Monday, May 03, 2010

the last book I read

Invisible Cities by Italo Calvino.

There's a Gore Vidal quote on the back of my Vintage edition of this book which says:
Of all tasks, describing the contents of a book is the most difficult and in the case of a marvelous invention like Invisible Cities, perfectly irrelevant.
Well that's this book review fucked. I'll plough on anyway, though. As always Gore is being a bit hyperbolic for effect but, as always, he's got a point. You're not about to get, for instance, anything much in the way of a description of plot, because there barely is one. Basically Marco Polo and Kublai Khan are sitting in a palace garden, shooting the shit as Mongol emperors and Venetian merchants do, and Polo tells Kublai Khan a series of brief stories, each one a brief description (a page or two at most) of a city, supposedly one that Polo has visited on his travels, but all clearly imaginary; cities slung on ropes across chasms, cities of ghosts, watery cities, cities periodically torn up and rebuilt elsewhere, cities overrun by their own garbage.

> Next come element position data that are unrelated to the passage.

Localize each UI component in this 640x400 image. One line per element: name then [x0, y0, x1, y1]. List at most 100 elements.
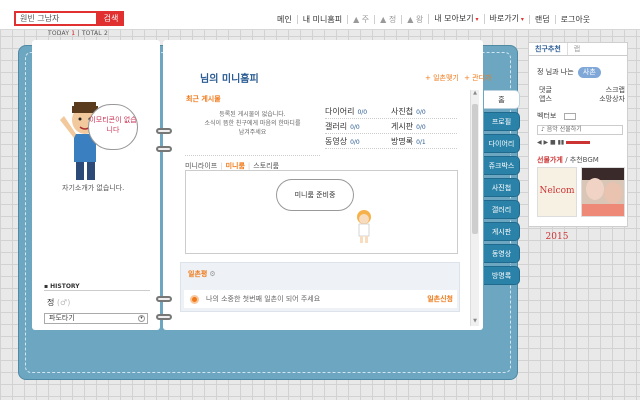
tab-friend-recommend[interactable]: 친구추천	[529, 43, 568, 55]
stat-diary[interactable]: 다이어리 0/0	[325, 106, 391, 117]
scroll-down-icon[interactable]: ▼	[471, 318, 479, 326]
gift-photo-thumbnail[interactable]	[581, 167, 625, 217]
photo-hair	[582, 168, 624, 180]
content-stats: 다이어리 0/0 사진첩 0/0 갤러리 0/0 게시판 0/0 동영상 0/0 방명록 0…	[325, 104, 457, 149]
stat-count: 0/0	[350, 123, 360, 131]
stat-label: 갤러리	[325, 121, 348, 131]
nav-my-minihompy[interactable]: 내 미니홈피	[296, 14, 347, 24]
ilchon-comment-title: 일촌평 ⚙	[188, 269, 216, 279]
homepage-title: 님의 미니홈피	[200, 74, 259, 85]
tab-board[interactable]: 게시판	[484, 222, 520, 241]
nav-random[interactable]: 랜덤	[528, 14, 555, 24]
gift-thumbnail[interactable]: Nelcom 2015	[537, 167, 577, 242]
recent-message-line-1: 등록된 게시물이 없습니다.	[219, 111, 286, 118]
stat-count: 0/0	[416, 108, 426, 116]
photo-face	[586, 178, 604, 200]
recent-message-line-2: 소식이 뜸한 친구에게 마음의 한마디를	[204, 120, 301, 127]
music-gift-button[interactable]: ♪ 음악 선물하기	[537, 125, 623, 135]
search-button[interactable]: 검색	[98, 11, 124, 26]
gift-shop-title-text: 선물가게	[537, 156, 563, 164]
widget-vector-box[interactable]	[564, 112, 577, 120]
add-favorite-link[interactable]: + 관디가	[464, 74, 491, 82]
player-controls-icon[interactable]: ◀ ▶ ■ ▮▮	[537, 139, 564, 146]
orange-dot-icon	[190, 295, 199, 304]
wave-ride-select[interactable]: 파도타기 ▾	[44, 313, 148, 324]
tab-miniroom[interactable]: 미니룸	[226, 162, 245, 170]
stat-guestbook[interactable]: 방명록 0/1	[391, 136, 457, 147]
widget-vector: 벡터보	[537, 111, 577, 121]
stat-photo[interactable]: 사진첩 0/0	[391, 106, 457, 117]
nav-arrow-1[interactable]: ▲ 주	[347, 14, 374, 24]
tab-photo[interactable]: 사진첩	[484, 178, 520, 197]
nav-collect[interactable]: 내 모아보기 ▾	[428, 14, 483, 24]
ilchon-request-link[interactable]: 일촌신청	[427, 290, 453, 308]
owner-name: 정 (♂)	[47, 297, 70, 308]
tab-video[interactable]: 동영상	[484, 244, 520, 263]
recent-message-line-3: 남겨주세요	[238, 129, 267, 136]
history-divider	[44, 290, 150, 291]
tab-minilife[interactable]: 미니라이프	[185, 162, 217, 170]
stat-label: 다이어리	[325, 106, 355, 116]
mini-room-bubble: 미니룸 준비중	[276, 179, 354, 211]
friend-widget: 친구추천 랩 정 님과 나는 사촌 댓글 스크랩 앱스 소망상자 벡터보 ♪ 음악 …	[528, 42, 628, 242]
tab-diary[interactable]: 다이어리	[484, 134, 520, 153]
bgm-recommend-text[interactable]: / 추천BGM	[565, 156, 599, 164]
relation-badge[interactable]: 사촌	[577, 67, 601, 78]
stat-video[interactable]: 동영상 0/0	[325, 136, 391, 147]
ilchon-comment-text: 나의 소중한 첫번째 일촌이 되어 주세요	[206, 295, 321, 303]
binder-ring-icon	[156, 146, 172, 152]
search-input[interactable]: 원빈 그남자	[14, 11, 98, 26]
widget-vector-label: 벡터보	[537, 112, 557, 120]
tab-jukebox[interactable]: 쥬크박스	[484, 156, 520, 175]
volume-bar[interactable]	[566, 141, 591, 144]
photo-face	[604, 182, 622, 204]
gear-icon[interactable]: ⚙	[209, 270, 215, 278]
owner-name-text: 정	[47, 298, 55, 307]
stat-board[interactable]: 게시판 0/0	[391, 121, 457, 132]
tab-profile[interactable]: 프로필	[484, 112, 520, 131]
total-value: 2	[103, 30, 108, 37]
scroll-thumb[interactable]	[472, 104, 478, 234]
tab-home[interactable]: 홈	[484, 90, 520, 109]
minime-character-icon	[357, 210, 371, 243]
ilchon-comment-box: 일촌평 ⚙ 나의 소중한 첫번째 일촌이 되어 주세요 일촌신청	[180, 262, 460, 312]
nav-arrow-3[interactable]: ▲ 왕	[401, 14, 428, 24]
friend-relation-text: 님과 나는	[545, 68, 574, 76]
tab-separator: |	[220, 162, 223, 170]
nav-main[interactable]: 메인	[272, 15, 297, 24]
tab-storyroom[interactable]: 스토리룸	[253, 162, 279, 170]
nav-shortcut[interactable]: 바로가기 ▾	[483, 14, 529, 24]
today-value: 1	[71, 30, 76, 37]
gift-shop-title: 선물가게 / 추천BGM	[537, 155, 599, 165]
tab-guestbook[interactable]: 방명록	[484, 266, 520, 285]
nav-collect-label: 내 모아보기	[434, 14, 474, 23]
scroll-up-icon[interactable]: ▲	[471, 90, 479, 98]
widget-apps[interactable]: 앱스	[539, 95, 552, 104]
widget-scrap[interactable]: 스크랩	[606, 86, 625, 95]
binder-ring-icon	[156, 314, 172, 320]
top-nav: 메인 내 미니홈피 ▲ 주 ▲ 정 ▲ 왕 내 모아보기 ▾ 바로가기 ▾ 랜덤…	[272, 14, 595, 24]
stat-count: 0/0	[357, 108, 368, 116]
stat-row: 갤러리 0/0 게시판 0/0	[325, 119, 457, 134]
nav-shortcut-label: 바로가기	[489, 14, 519, 23]
counter-separator: |	[77, 30, 80, 37]
tab-gallery[interactable]: 갤러리	[484, 200, 520, 219]
stat-row: 동영상 0/0 방명록 0/1	[325, 134, 457, 149]
tab-lab[interactable]: 랩	[568, 43, 586, 55]
widget-grid-row: 앱스 소망상자	[539, 95, 625, 104]
stat-label: 게시판	[391, 121, 414, 131]
widget-comment[interactable]: 댓글	[539, 86, 552, 95]
widget-wish-box[interactable]: 소망상자	[599, 95, 625, 104]
ilchon-comment-entry: 나의 소중한 첫번째 일촌이 되어 주세요 일촌신청	[184, 290, 457, 308]
caret-down-icon: ▾	[473, 16, 479, 23]
content-scrollbar[interactable]: ▲ ▼	[470, 90, 479, 326]
add-ilchon-link[interactable]: + 일촌맺기	[425, 74, 459, 82]
nav-logout[interactable]: 로그아웃	[554, 14, 595, 24]
caret-down-icon: ▾	[518, 16, 524, 23]
music-player[interactable]: ◀ ▶ ■ ▮▮	[537, 139, 623, 148]
history-label: ▪ HISTORY	[44, 283, 80, 290]
profile-speech-bubble: 이모티콘이 없습니다	[88, 104, 138, 150]
stat-gallery[interactable]: 갤러리 0/0	[325, 121, 391, 132]
stat-count: 0/0	[350, 138, 360, 146]
nav-arrow-2[interactable]: ▲ 정	[374, 14, 401, 24]
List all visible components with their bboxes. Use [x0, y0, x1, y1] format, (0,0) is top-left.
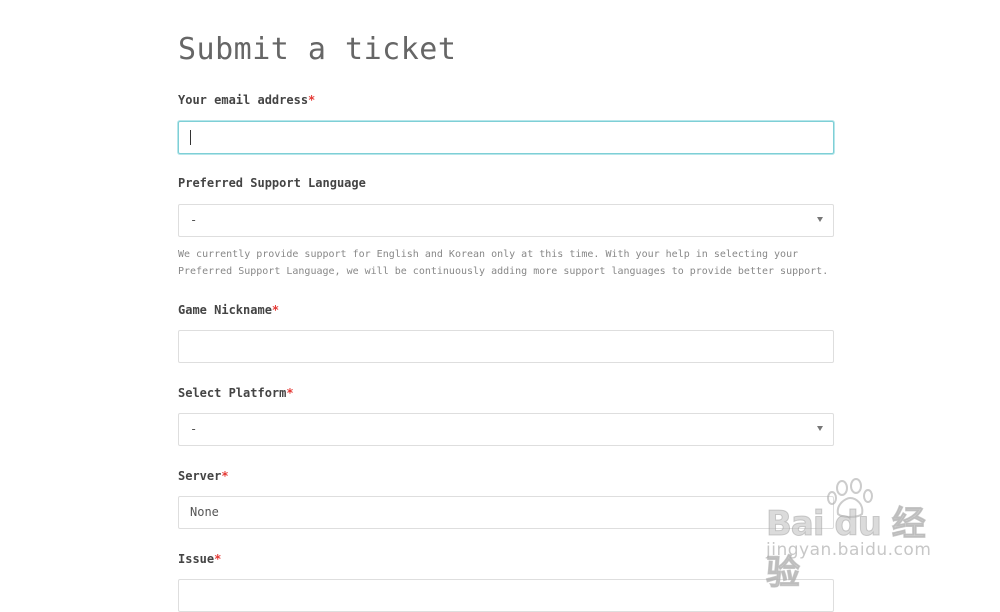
nickname-field[interactable] — [178, 330, 834, 363]
text-caret — [190, 130, 191, 145]
nickname-input[interactable] — [179, 331, 833, 362]
chevron-down-icon — [817, 426, 823, 431]
server-select[interactable]: None — [178, 496, 834, 529]
nickname-label-text: Game Nickname — [178, 303, 272, 317]
language-help-text: We currently provide support for English… — [178, 246, 834, 280]
language-label: Preferred Support Language — [178, 174, 366, 192]
required-mark: * — [221, 469, 229, 483]
help-line: Preferred Support Language, we will be c… — [178, 266, 829, 277]
email-label: Your email address* — [178, 91, 315, 109]
platform-label: Select Platform* — [178, 384, 294, 402]
required-mark: * — [214, 552, 222, 566]
nickname-label: Game Nickname* — [178, 301, 279, 319]
language-label-text: Preferred Support Language — [178, 176, 366, 190]
language-select[interactable]: - — [178, 204, 834, 237]
server-label: Server* — [178, 467, 229, 485]
issue-select[interactable] — [178, 579, 834, 612]
platform-select-value: - — [190, 422, 198, 436]
language-select-value: - — [190, 213, 198, 227]
email-label-text: Your email address — [178, 93, 309, 107]
page-title: Submit a ticket — [178, 32, 457, 67]
help-line: We currently provide support for English… — [178, 249, 799, 260]
server-select-value: None — [190, 505, 219, 519]
required-mark: * — [308, 93, 316, 107]
required-mark: * — [271, 303, 280, 317]
chevron-down-icon — [817, 217, 823, 222]
watermark-url: jingyan.baidu.com — [766, 540, 932, 560]
platform-select[interactable]: - — [178, 413, 834, 446]
issue-label: Issue* — [178, 550, 221, 568]
platform-label-text: Select Platform — [178, 386, 287, 400]
email-field[interactable] — [178, 121, 834, 154]
required-mark: * — [286, 386, 294, 400]
issue-label-text: Issue — [178, 552, 215, 566]
email-input[interactable] — [179, 122, 833, 153]
server-label-text: Server — [178, 469, 222, 483]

And the point of all this? Well, to divert, provoke and entertain, of course, but also to illustrate aspects common to every city like, mundanely, what do you do with all the dead people and rubbish? Polo is also describing aspects of one particular city - his distant home, Venice. It's like a novel-length version of the TS Eliot quotation:
We must never cease from exploration. And the end of all our exploring will be to arrive where we began and to know the place for the first time.
This being Calvino there are also some post-modern structural games being played here - just as with Georges Perec's Life A User's Manual (a much longer book similarly constructed from short loosely-related episodes with a framing device holding it all together) you can ignore all this if you want to without losing anything much. The authorial dicking about is certainly less intrusive than it is in the other Calvino I've read, If On A Winter's Night A Traveler, though I recommend both books highly. At 148 pages (with a lot of white space for all the chapter breaks) it's very short, and it's not like there's any plot to remember, just a series of little tasty delights to dip into to freshen the palate after the great big beefy main course that preceded it.